H-D FLH 1966
VIDA MOTORCYCLE
端正なルックスに秘めた
細やかな技巧と平衡感覚
遠目に一瞥すれば、シンプルにしてスタンダードなチョッパー。しかしマシンに歩を進めるほどに、随所に散りばめられた『仕掛け』に驚かされる……。
そんな心躍る一台を製作したのは、九州の雄『ヴィダモーターサイクル』だ。製作の経緯をビルダー大久保さんに尋ねた。
「オーナーさんには、ペインターの井浦さん(カメレオン)からの紹介でウチを選んでもらって。最初はタンクだけカメレオンさんに塗ってもらう、オーソドックスなカスタムの予定でした。
でもペイントの範囲が徐々に『リアフェンダーも……』『フレームも……』と増えていったんです。そこでペイントに見劣りしないよう、もっと造り込みを細かくやって、ショーコンディションのクオリティで作ろうという方向に変わっていきました」
ヴィダの近隣に店を構える『カメレオン』は、高い技術で全国にその名を知られる2輪専門の塗装屋であり、近年は超絶技巧的な3Dペイントで名を馳せる店だ。そんな所が手掛けたこのマシンのペイントは驚きに満ちている。
筆頭はタンクだ。タンク両サイドには樹脂の層が設けられ、その上にH-Dのエンブレムがまるで浮遊しているかのように配される。これがどう見ても立体的なのだが、触れると完全な平面だから驚く。一体どんなマジックが用いられているのか、常人には理解すら難しい。
タンクのトップには今回カメレオンとのコラボレートを行った愛知『センタールーツ』によるアラベスクが華を添える。また、エンジン周りやオイルタンクには彫金が施され、車体に一層絢爛な彩りを与えている。
フレームにも注目だ。鋳物のパートは大久保さんのアイデアでメッキ調に塗装され、決して色数の多くない車体にアクセントを付加。そのアクセント、という点では車体随所に配されたブラスのパーツ類にも注目したい。この辺りの均整の取れた「やりすぎない感」はヴィダの真骨頂だ。
フォークはW&W製VLスプリンガーレプリカ。フレームはパウコを用い、マフラーは同じくパウコのアップスイープ……。定番を用いつつ、無二の存在感を保持させた。
フルスクラッチほどの造り物の手数はないが、「既製品を使いつつ、少し手間をプラス」という大久保さんの言葉通り、パーツチョイスとアレンジ、バランス感覚の妙がこのマシンの節々に見て取れる。
シンプルにして豪華さをも併せ持ったヴィダのアーリーチョッパー。
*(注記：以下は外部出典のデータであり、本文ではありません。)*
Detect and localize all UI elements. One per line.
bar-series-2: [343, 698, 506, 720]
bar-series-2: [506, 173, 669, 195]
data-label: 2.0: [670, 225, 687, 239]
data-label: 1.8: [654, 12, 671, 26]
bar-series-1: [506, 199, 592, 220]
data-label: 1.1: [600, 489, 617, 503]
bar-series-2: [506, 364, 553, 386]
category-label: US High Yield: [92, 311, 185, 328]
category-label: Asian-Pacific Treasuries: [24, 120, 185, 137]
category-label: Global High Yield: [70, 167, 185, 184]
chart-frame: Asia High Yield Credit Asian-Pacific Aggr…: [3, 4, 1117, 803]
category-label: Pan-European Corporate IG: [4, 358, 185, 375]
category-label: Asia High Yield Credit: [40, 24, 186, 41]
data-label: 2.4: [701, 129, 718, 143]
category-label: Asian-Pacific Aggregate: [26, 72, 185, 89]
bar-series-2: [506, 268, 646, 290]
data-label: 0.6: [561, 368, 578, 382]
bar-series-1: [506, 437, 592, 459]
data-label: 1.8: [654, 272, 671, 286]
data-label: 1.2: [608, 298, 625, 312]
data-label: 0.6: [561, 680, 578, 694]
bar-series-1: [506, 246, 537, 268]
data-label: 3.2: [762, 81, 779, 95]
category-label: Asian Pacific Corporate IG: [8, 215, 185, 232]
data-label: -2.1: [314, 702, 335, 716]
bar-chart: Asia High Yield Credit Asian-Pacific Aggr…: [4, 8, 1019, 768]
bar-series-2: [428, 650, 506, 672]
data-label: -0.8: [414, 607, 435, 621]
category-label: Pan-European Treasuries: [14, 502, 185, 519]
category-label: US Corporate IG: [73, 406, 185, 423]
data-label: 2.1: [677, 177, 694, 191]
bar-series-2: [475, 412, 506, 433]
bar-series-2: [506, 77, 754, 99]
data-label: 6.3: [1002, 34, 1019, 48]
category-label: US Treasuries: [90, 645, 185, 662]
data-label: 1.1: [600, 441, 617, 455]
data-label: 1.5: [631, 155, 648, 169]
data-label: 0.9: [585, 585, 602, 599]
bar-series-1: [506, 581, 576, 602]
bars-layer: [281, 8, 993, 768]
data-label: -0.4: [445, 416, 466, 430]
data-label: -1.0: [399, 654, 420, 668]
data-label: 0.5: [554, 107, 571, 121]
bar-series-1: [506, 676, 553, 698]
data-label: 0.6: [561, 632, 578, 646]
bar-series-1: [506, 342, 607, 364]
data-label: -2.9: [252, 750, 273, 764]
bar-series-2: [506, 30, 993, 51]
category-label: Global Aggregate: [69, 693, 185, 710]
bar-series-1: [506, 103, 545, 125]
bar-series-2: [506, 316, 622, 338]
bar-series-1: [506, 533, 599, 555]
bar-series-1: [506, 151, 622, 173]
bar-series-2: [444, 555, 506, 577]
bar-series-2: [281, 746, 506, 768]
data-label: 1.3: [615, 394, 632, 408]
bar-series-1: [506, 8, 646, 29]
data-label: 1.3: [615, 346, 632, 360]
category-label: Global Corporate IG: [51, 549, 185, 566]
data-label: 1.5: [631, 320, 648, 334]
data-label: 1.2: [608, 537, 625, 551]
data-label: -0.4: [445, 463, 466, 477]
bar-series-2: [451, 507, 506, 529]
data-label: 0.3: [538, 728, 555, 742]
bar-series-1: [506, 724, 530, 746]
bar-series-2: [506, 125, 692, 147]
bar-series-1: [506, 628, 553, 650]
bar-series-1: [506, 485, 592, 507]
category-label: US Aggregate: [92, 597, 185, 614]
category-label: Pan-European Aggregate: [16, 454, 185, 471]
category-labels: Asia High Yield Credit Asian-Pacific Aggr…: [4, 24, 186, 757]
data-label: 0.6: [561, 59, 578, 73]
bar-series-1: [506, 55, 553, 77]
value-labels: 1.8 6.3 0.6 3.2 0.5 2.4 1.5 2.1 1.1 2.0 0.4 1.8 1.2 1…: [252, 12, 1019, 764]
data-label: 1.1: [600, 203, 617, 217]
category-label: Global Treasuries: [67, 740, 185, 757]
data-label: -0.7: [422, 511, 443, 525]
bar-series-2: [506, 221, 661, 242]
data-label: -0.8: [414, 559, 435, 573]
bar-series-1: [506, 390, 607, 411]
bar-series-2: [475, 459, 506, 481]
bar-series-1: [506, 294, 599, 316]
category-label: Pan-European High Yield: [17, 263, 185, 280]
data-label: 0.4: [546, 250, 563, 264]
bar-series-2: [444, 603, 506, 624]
なんとも贅沢なマシンである。
(写真・文/マツモトカズオ)
HARLEY-DAVIDSON FLH 1966 DETAIL WORK
SPRINGER FORK
74スプリンガーの「ボテッとした」雰囲気を嫌い、VLレプリカを選択。黒&クロームのコントラストが絶妙だ。
TIRE
ブロックタイヤを希望したオーナーに応え、W&W製ベイツ・バハをチョイス。ブレーキはW&W製ダブルカム。
PAINT WORK
樹脂層の表面に描かれたエンブレムが奥の層に影を落とすという、カメレオンが手掛ける驚異の3Dペイント。
KICK & STARTER
より快適に乗れるようにとW&W・キャノンボール製のスターターキットをインストール。セルスタートを可能に。
SEAT
当初シートはブラックレザーの予定だったが、仕上がった塗装とのバランスを再考してスウェードを選択した。
MUFFLER
ストックではかなり長いパウコのアップスイープは程よい長さにカットされ、バランスと扱い易さを両立させる。